Do you have something to wear, do you have enough to eat?
And would I recognize you after three years on the street?
I'm drawn to her nervous energy here, how these lines reproduce Stef trying to push questions out of her mouth as fast as she can while young Sedona is still there to hear them. Sedona is struggling to fend off a hard loneliness that Stef recognizes. Perhaps she remembers perfectly well her own impatience with such nosy questions just a few years back while she was on the street. Yet now she's in the position of asking Sedona those very same questions because she cares about her, worries that she will be hurt or disappear. Were it my place, I might give Stef a gentle nudge toward songs where the young mother in her confronts someone face to face, be it a pleading guy or a lost girl. In such songs I hear Stef's own voice, not addressing the cosmos or a jury but speaking to a single person whose troubled mind grieves her.
In the mid-1950s, the poet Robert Creeley wrote a short poem called "The Whip" about a romantic triangle he got caught up in that ended badly. Trying to explain his elliptical technique in this piece, Creeley refers to the deliberate silences of a great sax player: "...I used to listen to [Charlie] Parker's endless variations on "I Got Rhythm."...What fascinated me was that he'd write silences as actively as sounds, which of course they were. Just so in poetry.

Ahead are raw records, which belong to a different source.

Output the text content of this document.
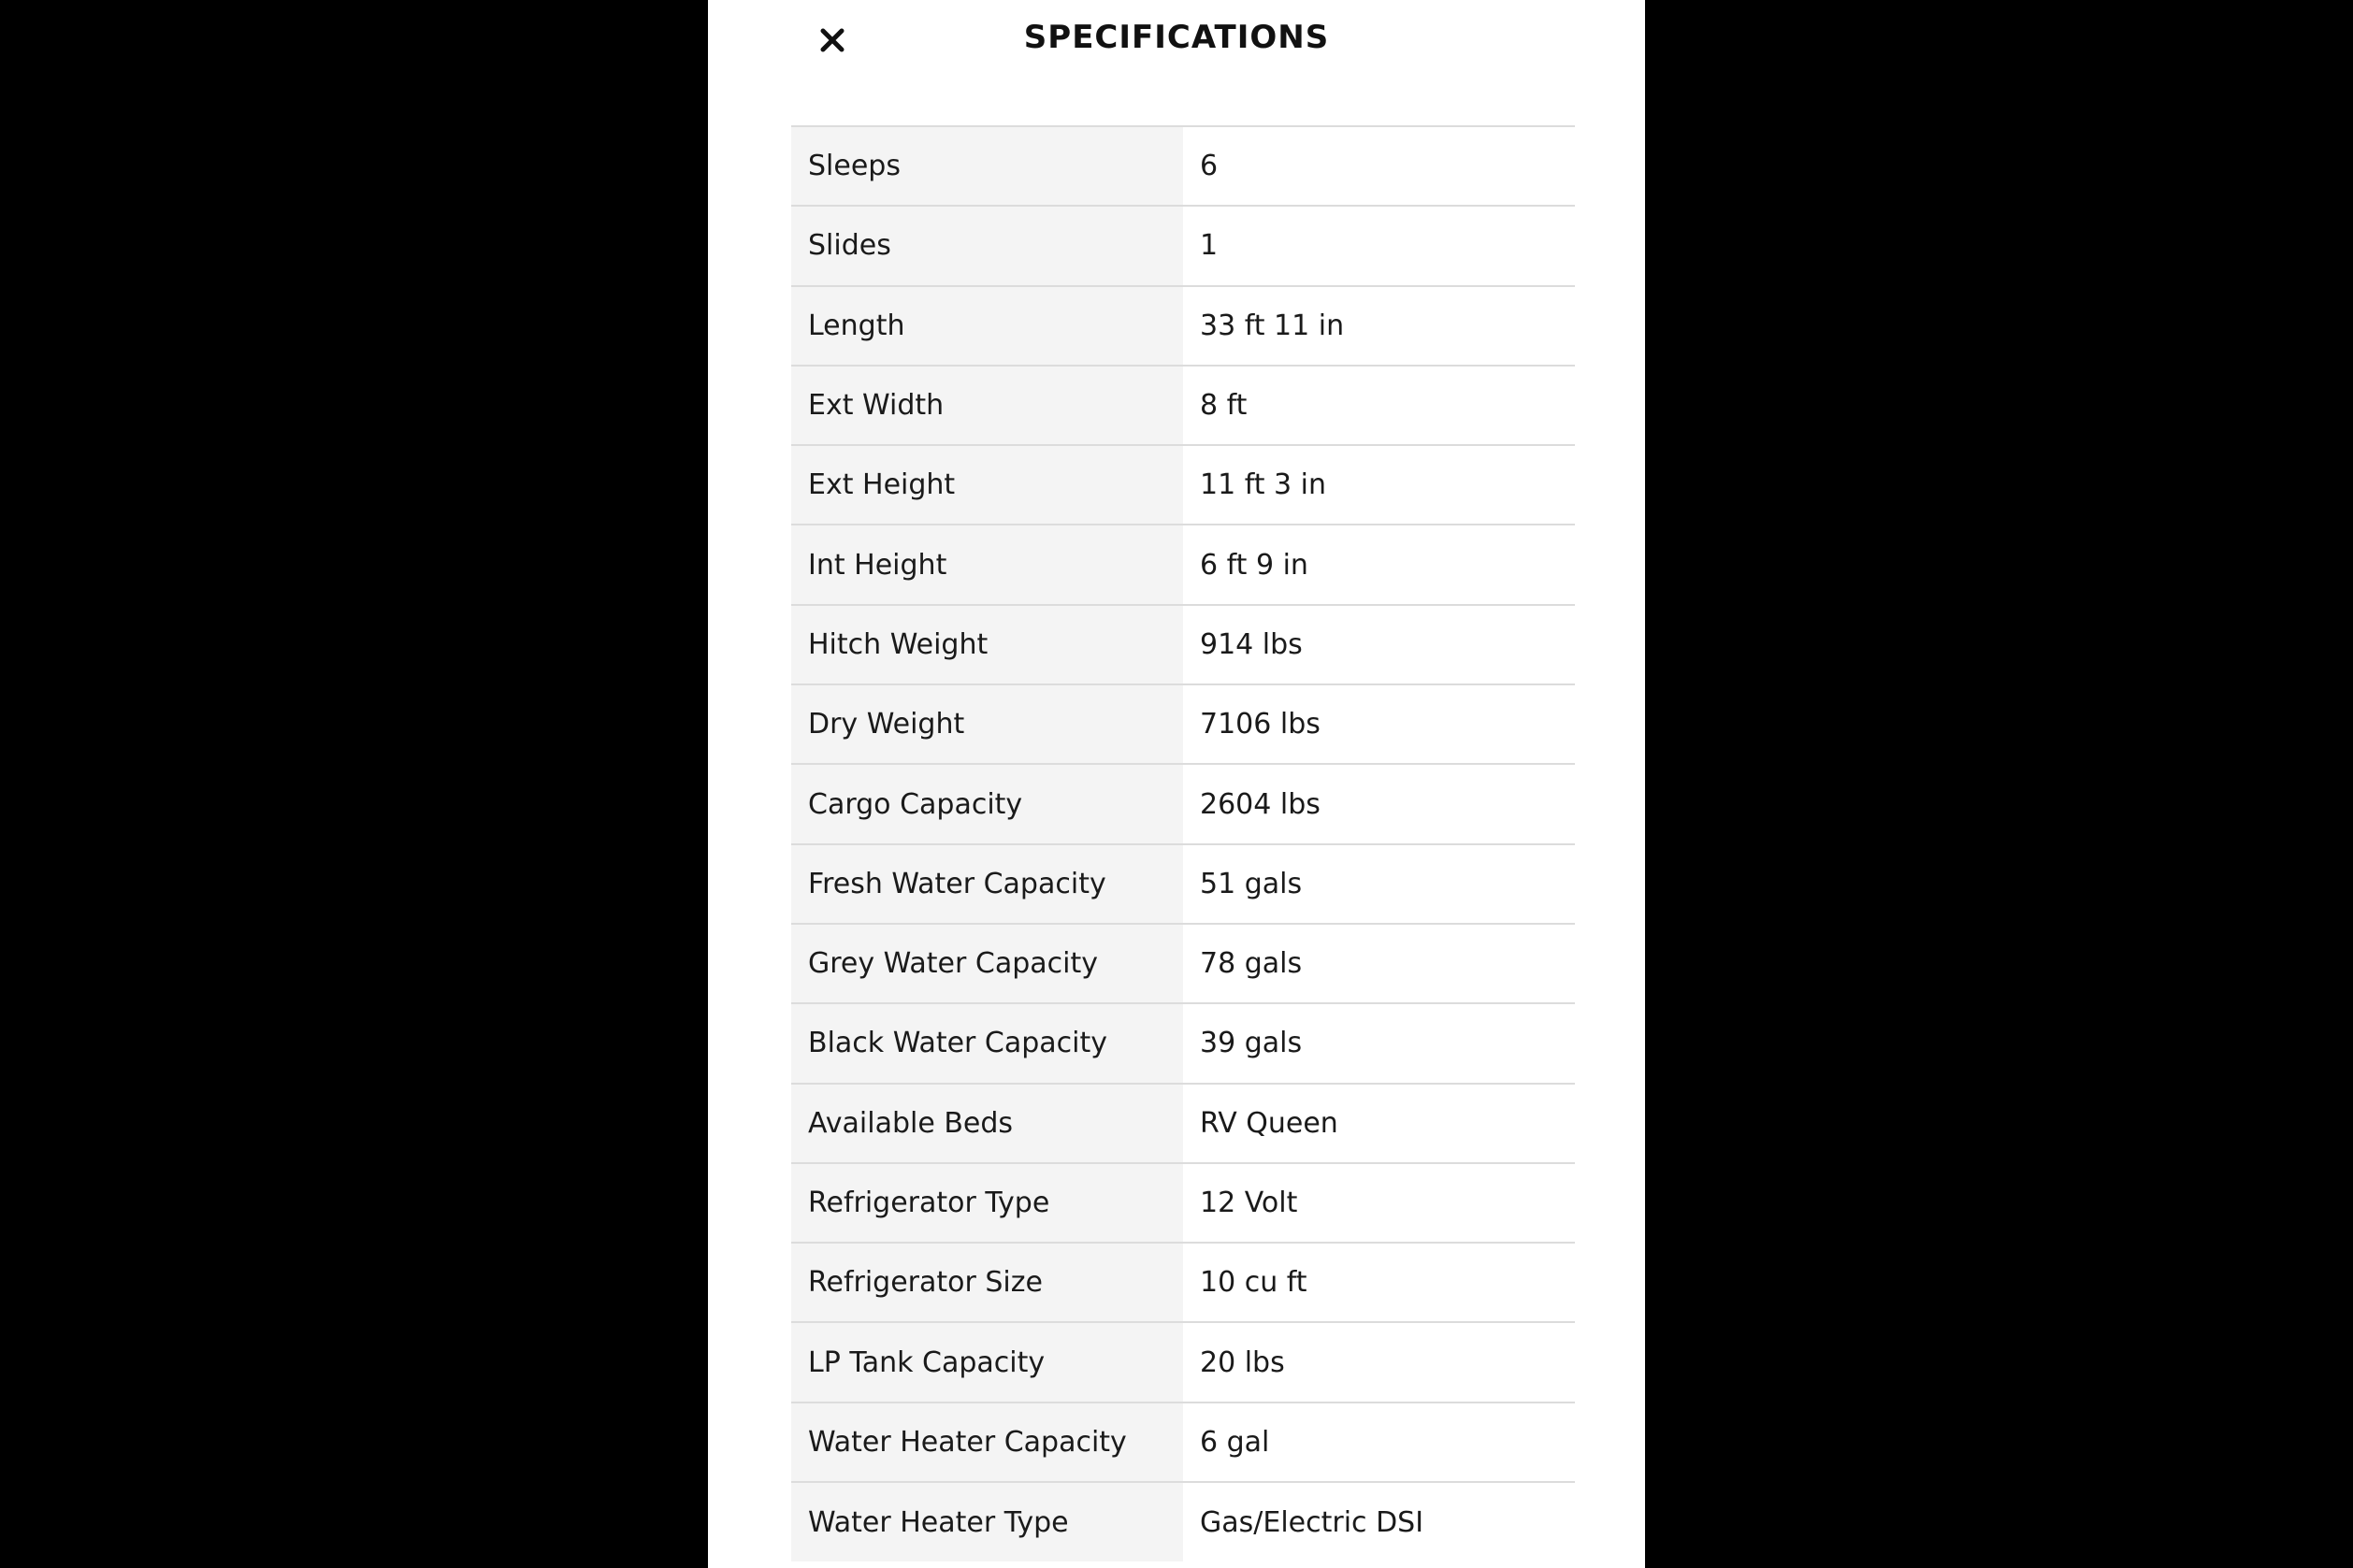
SPECIFICATIONS
Sleeps	6
Slides	1
Length	33 ft 11 in
Ext Width	8 ft
Ext Height	11 ft 3 in
Int Height	6 ft 9 in
Hitch Weight	914 lbs
Dry Weight	7106 lbs
Cargo Capacity	2604 lbs
Fresh Water Capacity	51 gals
Grey Water Capacity	78 gals
Black Water Capacity	39 gals
Available Beds	RV Queen
Refrigerator Type	12 Volt
Refrigerator Size	10 cu ft
LP Tank Capacity	20 lbs
Water Heater Capacity	6 gal
Water Heater Type	Gas/Electric DSI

And in songwriting as well, the more intimately the song yields to the complex gestures of the singer's spoken voice. That's what Joni Mitchell was doing when she began a song with the spoken phrase "No regrets, Coyote" ― turning that sassy line into a moment of theater. I hope that Stef will continue to feel comfortable writing songs in her own personal voice, and peppering them to taste with remarks directed at particular people.
The night of her CD release show, I asked Stef "Where are we welcoming you back from?" and she answered "Myself." That's an intriguing answer. This is a fine album. It can be purchased on Stefanie's website (www.stefanierobbins.com).